At one of those meetings, Pepper’s safety director, Dave Murphy, made what Alder recalls as an “obvious but profound” observation that “we hit underground utilities because we can’t see them.” Soon after, in 2017, Murphy and Alder started working together to create underground 3D models. “Civil drawings just weren’t enough anymore,” says Alder.

Their first step was to gather site drawings, and then overlay them with the new utilities and building that were being installed. Using those images as guides, Pepper then went to the site with a Vac truck, which Alder describes as a giant dirt vacuum, to further locate the buried utilities and to mark them by putting six-inch pipes into the ground.

Pepper had been doing all of this before. But now, it was also surveying the site, and bringing those survey points into modeling software. Alder says his company also creates 3D models for the project’s new utilities. “The benefit of this is that we were finding places where there were clashes between the old and new utilities.”

Pepper shares this information with its field crews, giving them better reconnaissance.

Crew members look at models showing where underground utlities are located on jobsites. Image: Pepper Construction.

 

The firm has done underground 3D models for more than a dozen projects, and over time has made some tweaks to its process.
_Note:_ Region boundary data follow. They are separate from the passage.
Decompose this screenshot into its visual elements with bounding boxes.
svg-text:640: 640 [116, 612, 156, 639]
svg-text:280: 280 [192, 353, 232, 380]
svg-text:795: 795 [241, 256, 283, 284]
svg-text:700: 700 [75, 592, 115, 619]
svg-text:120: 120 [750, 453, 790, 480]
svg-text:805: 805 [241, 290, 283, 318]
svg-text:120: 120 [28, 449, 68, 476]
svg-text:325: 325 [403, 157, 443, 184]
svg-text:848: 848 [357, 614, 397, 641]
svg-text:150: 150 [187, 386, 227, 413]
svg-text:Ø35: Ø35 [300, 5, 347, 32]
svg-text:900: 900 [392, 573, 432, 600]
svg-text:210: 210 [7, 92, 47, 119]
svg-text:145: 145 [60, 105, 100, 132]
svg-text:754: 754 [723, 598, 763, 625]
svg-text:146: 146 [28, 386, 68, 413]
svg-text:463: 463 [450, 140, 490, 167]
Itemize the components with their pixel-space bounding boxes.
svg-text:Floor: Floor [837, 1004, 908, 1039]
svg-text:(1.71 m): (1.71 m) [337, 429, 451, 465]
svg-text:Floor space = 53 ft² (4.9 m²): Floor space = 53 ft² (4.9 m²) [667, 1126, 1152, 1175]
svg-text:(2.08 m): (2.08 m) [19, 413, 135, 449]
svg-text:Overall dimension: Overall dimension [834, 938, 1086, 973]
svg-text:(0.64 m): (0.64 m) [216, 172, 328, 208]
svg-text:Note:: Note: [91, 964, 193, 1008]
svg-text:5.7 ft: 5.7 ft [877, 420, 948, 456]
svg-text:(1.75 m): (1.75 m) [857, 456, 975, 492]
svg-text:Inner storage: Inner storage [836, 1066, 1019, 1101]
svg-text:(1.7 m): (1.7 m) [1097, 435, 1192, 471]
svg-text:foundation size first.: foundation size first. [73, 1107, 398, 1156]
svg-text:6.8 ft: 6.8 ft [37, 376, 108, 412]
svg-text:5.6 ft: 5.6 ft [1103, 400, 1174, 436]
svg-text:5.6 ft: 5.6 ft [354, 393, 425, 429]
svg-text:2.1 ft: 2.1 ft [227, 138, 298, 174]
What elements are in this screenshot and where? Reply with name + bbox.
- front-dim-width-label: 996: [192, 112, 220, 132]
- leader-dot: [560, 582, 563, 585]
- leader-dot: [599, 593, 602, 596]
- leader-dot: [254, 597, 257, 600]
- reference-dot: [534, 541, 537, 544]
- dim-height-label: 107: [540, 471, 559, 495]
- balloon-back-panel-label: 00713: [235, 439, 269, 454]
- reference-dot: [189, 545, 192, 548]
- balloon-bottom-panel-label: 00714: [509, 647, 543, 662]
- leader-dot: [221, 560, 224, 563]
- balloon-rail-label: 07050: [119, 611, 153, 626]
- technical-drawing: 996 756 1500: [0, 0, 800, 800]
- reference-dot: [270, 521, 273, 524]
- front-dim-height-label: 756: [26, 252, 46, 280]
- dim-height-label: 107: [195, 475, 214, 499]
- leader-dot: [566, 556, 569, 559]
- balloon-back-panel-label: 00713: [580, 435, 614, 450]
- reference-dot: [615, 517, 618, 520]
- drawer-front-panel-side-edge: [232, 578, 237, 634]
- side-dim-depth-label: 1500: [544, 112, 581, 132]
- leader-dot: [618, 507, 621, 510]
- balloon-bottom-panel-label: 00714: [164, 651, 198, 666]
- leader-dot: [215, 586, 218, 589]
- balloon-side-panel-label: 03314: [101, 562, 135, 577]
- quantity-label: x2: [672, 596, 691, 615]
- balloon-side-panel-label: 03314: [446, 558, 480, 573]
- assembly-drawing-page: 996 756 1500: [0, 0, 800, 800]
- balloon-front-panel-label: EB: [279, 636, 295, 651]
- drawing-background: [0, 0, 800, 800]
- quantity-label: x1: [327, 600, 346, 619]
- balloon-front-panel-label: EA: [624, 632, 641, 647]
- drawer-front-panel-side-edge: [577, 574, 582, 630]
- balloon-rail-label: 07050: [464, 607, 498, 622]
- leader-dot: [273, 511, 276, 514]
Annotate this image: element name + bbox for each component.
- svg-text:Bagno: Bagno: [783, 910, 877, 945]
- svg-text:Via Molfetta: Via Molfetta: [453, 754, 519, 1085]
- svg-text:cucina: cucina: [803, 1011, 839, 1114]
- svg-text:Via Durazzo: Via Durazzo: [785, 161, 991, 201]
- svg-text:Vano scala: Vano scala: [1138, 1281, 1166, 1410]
For one thing, it’s been trying to get Civil Engineers on projects more involved upfront in the drawings and surveying during the design phase.

Pepper also flies drones over its jobsites to capture imagery that can be used to create 2D maps of the site, which Alder says gives the underground 3D models more perspective.

The modeling of underground utilities is now standard operating procedure for Pepper’s Indiana office. (Alder couldn’t say whether the firm’s other offices were following suit.). “If we had waited for the process to be perfect, we probably wouldn’t have rolled this out yet.”

Pepper is looking attempting to leveraging technology to create better models faster, and to produce a more dynamic deliverable, which will mean getting crews in the field more involved in up-to-the-minute the data collection.

“It’s important to realize that this has been a big endeavor for us,” says Alder. “It’s like flipping the industry on its head.” He notes, though, that the biggest obstacle to more widespread underground 3D modeling continues to be the cost it adds to the project, and the potential for adding more time, too, if it’s not scheduled properly.